En matière de moralisation, François Hollande n’a certes pas tout fait (il a renoncé à supprimer la Cour de justice de la République réservée aux ministres, refusé de faire sauter le “verrou de Bercy” dans la lutte contre la fraude fiscale, etc.), mais il a bien plus agi que ses deux prédécesseurs, en interdisant toute instruction du ministère de la justice dans une affaire individuelle, en créant le Parquet national financier (PNF) et la Haute autorité pour la transparence de la vie publique (HATVP) en 2013, puis l’Agence française anticorruption cette année.
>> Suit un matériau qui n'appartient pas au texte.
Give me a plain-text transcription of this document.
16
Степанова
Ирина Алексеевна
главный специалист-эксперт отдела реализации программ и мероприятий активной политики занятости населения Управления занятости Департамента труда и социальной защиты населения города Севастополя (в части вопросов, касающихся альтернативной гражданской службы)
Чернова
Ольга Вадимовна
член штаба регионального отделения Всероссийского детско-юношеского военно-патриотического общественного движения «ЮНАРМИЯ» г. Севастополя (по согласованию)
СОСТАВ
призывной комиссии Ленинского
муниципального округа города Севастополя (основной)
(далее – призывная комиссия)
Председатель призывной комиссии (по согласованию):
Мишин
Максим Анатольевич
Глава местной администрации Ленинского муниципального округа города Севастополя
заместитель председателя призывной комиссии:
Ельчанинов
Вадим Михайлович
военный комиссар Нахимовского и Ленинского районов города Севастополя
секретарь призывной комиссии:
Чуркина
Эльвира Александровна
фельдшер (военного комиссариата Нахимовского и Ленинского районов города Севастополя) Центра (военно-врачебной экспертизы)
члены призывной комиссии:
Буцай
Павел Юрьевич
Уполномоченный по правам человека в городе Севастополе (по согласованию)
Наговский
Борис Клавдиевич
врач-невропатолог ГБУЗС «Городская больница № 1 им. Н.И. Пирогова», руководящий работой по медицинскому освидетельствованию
Il en paraît parfois gêné. C’est là son paradoxe. « C’est vrai que c’est très injuste pour les députés et les sénateurs, au motif qu’un ministre […] a commis une faute, d’être amenés à publier leur patrimoine », lâche-t-il à nos confrères en 2013. « Très injuste » ? Il faut relire la phrase pour y croire. Les déclarations de patrimoine des parlementaires ne seront finalement pas “publiées” mais consultables en préfecture, avec interdiction de prendre la moindre note.

Ancien élu de Corrèze, longtemps premier secrétaire du PS, Hollande sait bien que ses réformes agacent au plus haut point certains barons socialistes (dont le président de l’Assemblée nationale, Claude Bartolone), alors il s’excuserait presque : « Il ne s’agit pas de faire comme s’ils étaient suspects, mais de dire : dans l’intérêt de tous, parlementaires, ministres, responsables publics, on va maintenant – peut-être à tort – vers une exigence de transparence. » Ou quand le président n'est plus bien sûr d'avoir raison.